Adrasteia Forest was more breathtaking than I'd dared imagine.

The moment I stepped beneath its ancient canopy, everything sharpened—leaves glowed with emerald fire, bark shimmered with veins of silver, wildflowers pulsed like heartbeats. It was as if the forest jolted something awake inside me. Colors burned brighter. Details cut like glass. The air thrummed with magic—an electric charge crackling through leaf and bone.

Laboritus and Torglel had split off to scout a town a while back, leaving Alythiel and me to press forward alone.

I followed a winding path, eyes wide as a kaleidoscope of wonder unfolded. Each step revealed some new marvel: luminous mushrooms glowing like scattered stars, a spiderweb strung with dew like pearls, a stream whispering secrets through the roots.

The magic was alive here. Ancient. Feral. Watching.

Back then, I didn't realize how potent magic was—

Or what it would cost me later.

Then the forest shattered.

A voice roared through the trees: "I HAVE GUARDED THIS FOREST FOR SIX HUNDRED YEARS. LEAVE NOW OR DIE BY MY HAND!"

The sound shook the ground beneath my boots.

I froze, hand twitching toward my swords, eyes scanning the branches for the beast surely coming to devour me whole.

Then I saw it in a clearing.

A raccoon. Yes. Seriously. A raccoon. I can not make this up. I wish I was.

Draped in moss-green and earth-brown robes, he clutched a mahogany staff carved with curling runes. His eyes blazed with a feral gleam, somewhere between wisdom and madness.

He raised his staff and bellowed: "Assem whoopus!" Equal parts menace and manic glee.

Before I could fully register the absurdity, he launched across the clearing—blindingly fast.

I blinked and he was on me.

His staff swung wide—aimed straight for my skull.

I dropped fast. Something sliced the air above me—close enough to part my hair.

I drew Celerius and Mors—black and white steel flashing in the forest light.

I lunged, blades slicing in a clean, deadly arc toward his throat.

His staff snapped up—sharp as a whip—deflecting both blades with a crack like splitting bone.

He leapt back—graceful, maddeningly nimble—voice rising with joy. "And challenge, oh sweet chaos, is my favorite sport—especially after centuries of silence."

The playful edge in his tone clashed violently with the threat—and completely threw me off.

I didn't back down.

He moved through the canopy—blurring from branch to branch, impossible to follow.

His foot slammed into my chest. Like getting kicked by a boulder that hated my life choices. I was starting to agree.

I flew—air torn from my chest, ribs shrieking. Then came the tree. Bark ripped up my back as I crashed through, spine lighting up like a bonfire.

I lost count of how many trees I hit that day.
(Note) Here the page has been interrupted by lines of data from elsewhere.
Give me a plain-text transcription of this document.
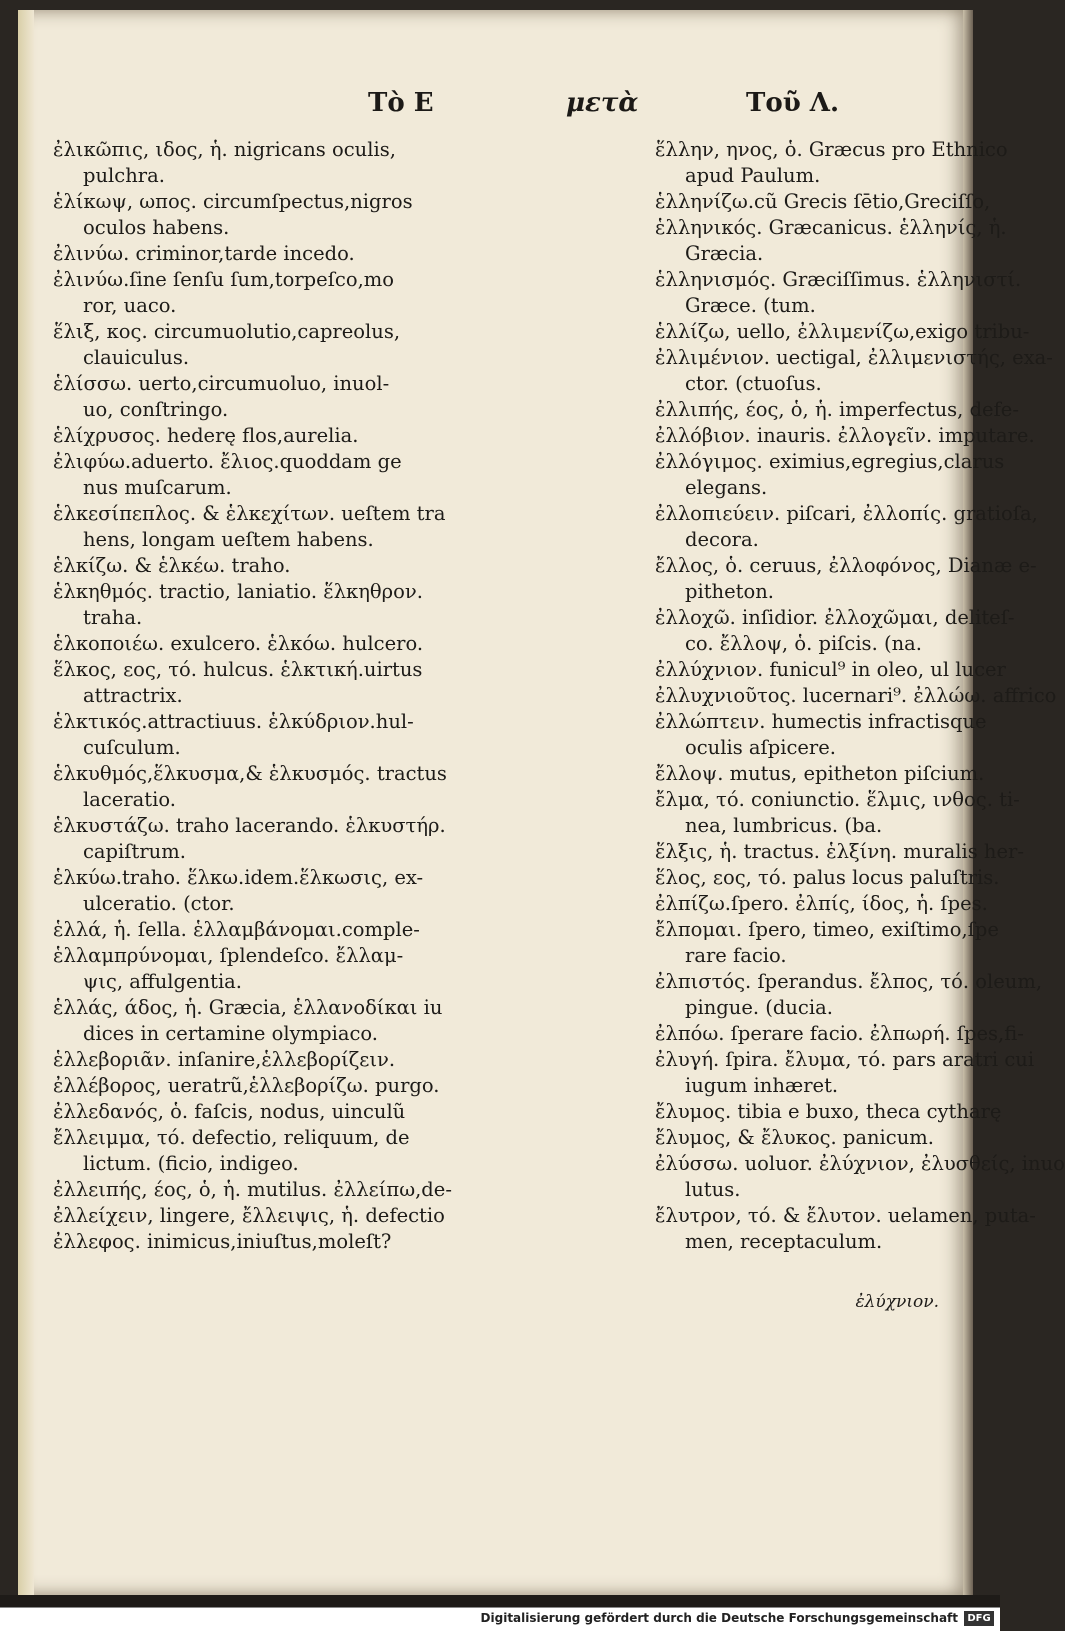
Τὸ Ε	μετὰ	Τοῦ Λ.
ἐλικῶπις, ιδος, ἡ. nigricans oculis,
pulchra.
ἑλίκωψ, ωπος. circumſpectus,nigros
oculos habens.
ἐλινύω. criminor,tarde incedo.
ἐλινύω.ſine ſenſu ſum,torpeſco,mo
ror, uaco.
ἕλιξ, κος. circumuolutio,capreolus,
clauiculus.
ἑλίσσω. uerto,circumuoluo, inuol-
uo, conſtringo.
ἑλίχρυσος. hederę flos,aurelia.
ἐλιφύω.aduerto. ἔλιος.quoddam ge
nus muſcarum.
ἑλκεσίπεπλος. & ἑλκεχίτων. ueſtem tra
hens, longam ueſtem habens.
ἑλκίζω. & ἑλκέω. traho.
ἑλκηθμός. tractio, laniatio. ἕλκηθρον.
traha.
ἑλκοποιέω. exulcero. ἑλκόω. hulcero.
ἕλκος, εος, τό. hulcus. ἑλκτική.uirtus
attractrix.
ἑλκτικός.attractiuus. ἑλκύδριον.hul-
cuſculum.
ἑλκυθμός,ἕλκυσμα,& ἑλκυσμός. tractus
laceratio.
ἑλκυστάζω. traho lacerando. ἑλκυστήρ.
capiſtrum.
ἑλκύω.traho. ἕλκω.idem.ἕλκωσις, ex-
ulceratio. (ctor.
ἑλλά, ἡ. ſella. ἑλλαμβάνομαι.comple-
ἑλλαμπρύνομαι, ſplendeſco. ἔλλαμ-
ψις, affulgentia.
ἑλλάς, άδος, ἡ. Græcia, ἑλλανοδίκαι iu
dices in certamine olympiaco.
ἑλλεβοριᾶν. inſanire,ἑλλεβορίζειν.
ἐλλέβορος, ueratrũ,ἑλλεβορίζω. purgo.
ἐλλεδανός, ὁ. faſcis, nodus, uinculũ
ἔλλειμμα, τό. defectio, reliquum, de
lictum. (ficio, indigeo.
ἐλλειπής, έος, ὁ, ἡ. mutilus. ἐλλείπω,de-
ἐλλείχειν, lingere, ἔλλειψις, ἡ. defectio
ἐλλεφος. inimicus,iniuſtus,moleſt?
ἕλλην, ηνος, ὁ. Græcus pro Ethnico
apud Paulum.
ἑλληνίζω.cũ Grecis ſētio,Greciſſo,
ἑλληνικός. Græcanicus. ἑλληνίς, ἡ.
Græcia.
ἑλληνισμός. Græciſſimus. ἑλληνιστί.
Græce. (tum.
ἑλλίζω, uello, ἐλλιμενίζω,exigo tribu-
ἐλλιμένιον. uectigal, ἐλλιμενιστής, exa-
ctor. (ctuoſus.
ἐλλιπής, έος, ὁ, ἡ. imperfectus, defe-
ἐλλόβιον. inauris. ἐλλογεῖν. imputare.
ἐλλόγιμος. eximius,egregius,clarus
elegans.
ἐλλοπιεύειν. piſcari, ἐλλοπίς. gratioſa,
decora.
ἔλλος, ὁ. ceruus, ἐλλοφόνος, Dianæ e-
pitheton.
ἐλλοχῶ. inſidior. ἐλλοχῶμαι, deliteſ-
co. ἔλλοψ, ὁ. piſcis. (na.
ἐλλύχνιον. funicul⁹ in oleo, ul lucer
ἐλλυχνιοῦτος. lucernari⁹. ἐλλώω. affrico
ἐλλώπτειν. humectis infractisque
oculis aſpicere.
ἔλλοψ. mutus, epitheton piſcium.
ἔλμα, τό. coniunctio. ἕλμις, ινθος. ti-
nea, lumbricus. (ba.
ἕλξις, ἡ. tractus. ἑλξίνη. muralis her-
ἕλος, εος, τό. palus locus paluſtris.
ἐλπίζω.ſpero. ἐλπίς, ίδος, ἡ. ſpes.
ἔλπομαι. ſpero, timeo, exiſtimo,ſpe
rare facio.
ἐλπιστός. ſperandus. ἔλπος, τό. oleum,
pingue. (ducia.
ἐλπόω. ſperare facio. ἐλπωρή. ſpes,fi-
ἐλυγή. ſpira. ἔλυμα, τό. pars aratri cui
iugum inhæret.
ἔλυμος. tibia e buxo, theca cytharę
ἔλυμος, & ἔλυκος. panicum.
ἐλύσσω. uoluor. ἐλύχνιον, ἐλυσθείς, inuo
lutus.
ἔλυτρον, τό. & ἔλυτον. uelamen, puta-
men, receptaculum.
ἐλύχνιον.
Digitalisierung gefördert durch die Deutsche Forschungsgemeinschaft DFG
Felt like each one took it personal.

He howled: "Whoopitus maksimum!" Like my crash landing was the punchline of some ancient forest joke.
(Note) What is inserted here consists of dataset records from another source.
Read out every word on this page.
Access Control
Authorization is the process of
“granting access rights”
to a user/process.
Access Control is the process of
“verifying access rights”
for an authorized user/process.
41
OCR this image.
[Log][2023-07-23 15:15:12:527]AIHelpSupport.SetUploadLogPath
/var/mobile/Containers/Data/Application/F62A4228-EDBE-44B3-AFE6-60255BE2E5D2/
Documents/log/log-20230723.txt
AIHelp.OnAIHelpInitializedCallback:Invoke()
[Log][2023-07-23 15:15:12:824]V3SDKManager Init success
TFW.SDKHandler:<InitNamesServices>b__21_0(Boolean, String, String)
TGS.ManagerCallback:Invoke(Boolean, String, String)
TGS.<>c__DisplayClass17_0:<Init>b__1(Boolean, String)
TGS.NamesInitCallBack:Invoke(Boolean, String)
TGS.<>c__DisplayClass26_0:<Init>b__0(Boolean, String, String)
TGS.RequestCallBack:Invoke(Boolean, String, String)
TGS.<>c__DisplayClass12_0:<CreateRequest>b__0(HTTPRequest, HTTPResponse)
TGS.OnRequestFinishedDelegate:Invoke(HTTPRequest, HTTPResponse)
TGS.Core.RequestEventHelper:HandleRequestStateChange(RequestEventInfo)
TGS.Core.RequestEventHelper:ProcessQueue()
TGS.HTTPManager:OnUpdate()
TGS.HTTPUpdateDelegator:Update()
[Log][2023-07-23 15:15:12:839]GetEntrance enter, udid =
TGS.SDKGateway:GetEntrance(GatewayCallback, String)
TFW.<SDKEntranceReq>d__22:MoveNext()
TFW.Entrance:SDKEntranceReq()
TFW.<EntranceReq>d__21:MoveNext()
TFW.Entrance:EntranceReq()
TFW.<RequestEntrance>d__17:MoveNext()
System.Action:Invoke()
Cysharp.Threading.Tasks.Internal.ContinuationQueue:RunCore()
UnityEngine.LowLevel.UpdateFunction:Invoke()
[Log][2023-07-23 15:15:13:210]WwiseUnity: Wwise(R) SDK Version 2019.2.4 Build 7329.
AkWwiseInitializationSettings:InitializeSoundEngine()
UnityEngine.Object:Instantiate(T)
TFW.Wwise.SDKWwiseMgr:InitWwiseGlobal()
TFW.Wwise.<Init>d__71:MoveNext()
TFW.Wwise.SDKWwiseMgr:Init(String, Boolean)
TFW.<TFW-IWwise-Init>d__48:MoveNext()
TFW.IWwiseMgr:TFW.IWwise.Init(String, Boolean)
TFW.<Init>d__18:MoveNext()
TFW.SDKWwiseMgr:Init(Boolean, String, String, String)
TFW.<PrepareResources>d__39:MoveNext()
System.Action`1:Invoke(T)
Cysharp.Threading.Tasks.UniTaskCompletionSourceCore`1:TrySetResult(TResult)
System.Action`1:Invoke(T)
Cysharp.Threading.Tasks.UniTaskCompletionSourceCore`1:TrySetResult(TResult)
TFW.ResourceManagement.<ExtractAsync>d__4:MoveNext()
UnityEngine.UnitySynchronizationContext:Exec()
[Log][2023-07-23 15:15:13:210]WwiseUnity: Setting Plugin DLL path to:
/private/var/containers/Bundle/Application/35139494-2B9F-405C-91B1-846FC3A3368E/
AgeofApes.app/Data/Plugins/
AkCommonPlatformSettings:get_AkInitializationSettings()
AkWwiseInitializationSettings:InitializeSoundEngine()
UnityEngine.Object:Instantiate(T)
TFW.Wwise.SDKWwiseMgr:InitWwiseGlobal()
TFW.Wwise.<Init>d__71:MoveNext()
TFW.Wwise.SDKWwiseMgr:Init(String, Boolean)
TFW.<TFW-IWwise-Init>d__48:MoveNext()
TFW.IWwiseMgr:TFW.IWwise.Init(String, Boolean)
He came from above—staff whistling down like a falling star with murder issues. Vision clearing, I locked eyes with my smug, fuzzy assailant. I rolled just in time. His staff obliterated the tree I'd been slumped against; it erupted into chunks that tore through the air. A mess of wood and sudden pain. I deflected them with wide sweeps. Most bounced off my blades. The stubborn ones found skin.
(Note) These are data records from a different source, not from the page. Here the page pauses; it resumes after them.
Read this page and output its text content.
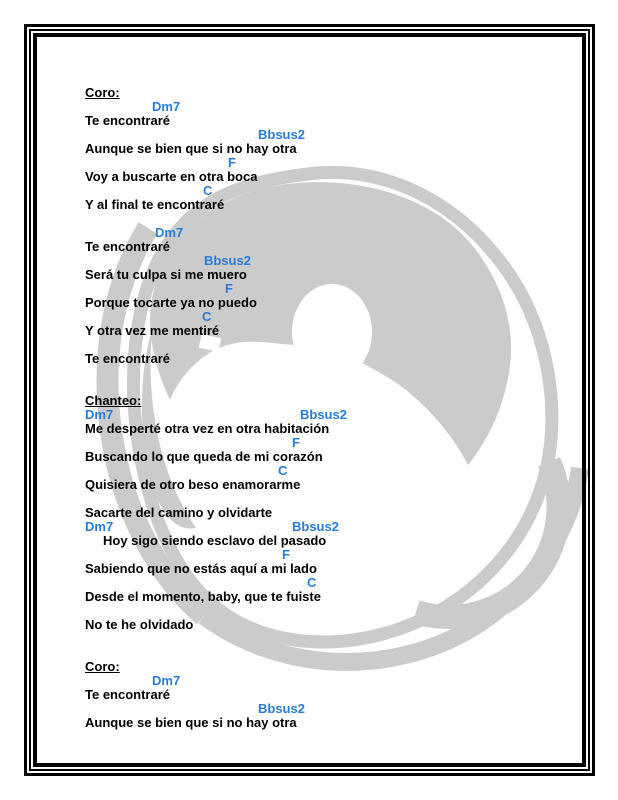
Coro:
Dm7
Te encontraré
Bbsus2
Aunque se bien que si no hay otra
F
Voy a buscarte en otra boca
C
Y al final te encontraré
Dm7
Te encontraré
Bbsus2
Será tu culpa si me muero
F
Porque tocarte ya no puedo
C
Y otra vez me mentiré
Te encontraré
Chanteo:
Dm7	Bbsus2
Me desperté otra vez en otra habitación
F
Buscando lo que queda de mi corazón
C
Quisiera de otro beso enamorarme
Sacarte del camino y olvidarte
Dm7	Bbsus2
Hoy sigo siendo esclavo del pasado
F
Sabiendo que no estás aquí a mi lado
C
Desde el momento, baby, que te fuiste
No te he olvidado
Coro:
Dm7
Te encontraré
Bbsus2
Aunque se bien que si no hay otra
One mistake, and I was done for.

The forest wanted blood—

And I was strung up like a boar for slaughter.

His shadow flickered left—then vanished.

I scrambled up. No time to brace—a fist crashed into my gut. Solid. Deep. My soul briefly left to find a snack. I doubled over—then he uppercut me enough to make gravity forget I existed.

My flight stopped short as I slammed into a branch, sending leaves raining down. Somewhere mid-impact, I decided trees had it out for me personally. I still don't trust them.

He came from the right—staff swinging wide. I caught it with Mors, the blade ringing like defiance, then slammed a kick into his chest. He hit a boulder hard enough to split it clean in two.

I followed with another swing. He dodged. My blade buried itself in yet another tree.

I grumbled. These trees were on his side I swear. He bounced off a branch—because of course—and launched at me again.

I sidestepped, caught his staff mid-swing, and slammed him into the dirt.

I tossed the staff, and moved in for the kill.

"Prestani!" The voice—high, sharp as shattering glass.

Something hit me. Not fist, not steel. Magic. Stillness, heavy as stone, rooted me in place.

Raw magic like that doesn't ask permission. It just takes. That's when I realized how little I actually knew.

From the brush behind him, a field mouse stepped out.

Tiny. Regal. Yes. A literal mouse. Because of course that's what comes after a raccoon monk duel.

The raccoon groaned, brushing himself off. "I told you I didn't need your help." His tone: equal parts smug and petulant. Like someone very used to being wrong, and even more used to pretending he wasn't.

The mouse bristled. "Looked like you needed it." Her voice was tiny. Sharp. Unapologetically commanding.

Their voices—his low rumble, her high squeak—bounced around like two bickering squirrels arguing over who got naming rights to the biggest tree.

Something stung my neck. My vision swam—then snapped back into focus. I could move again.

Alythiel stepped into view, calm as ever.

I flexed my fingers, rolling my shoulders. "What was that?"

"Boletus Tempus," she said. "Rare mushroom. Cancels paralysis. Might cause temporary sarcasm."

I yanked the dart out, rubbing my neck. "Did you just....dart me in the neck?"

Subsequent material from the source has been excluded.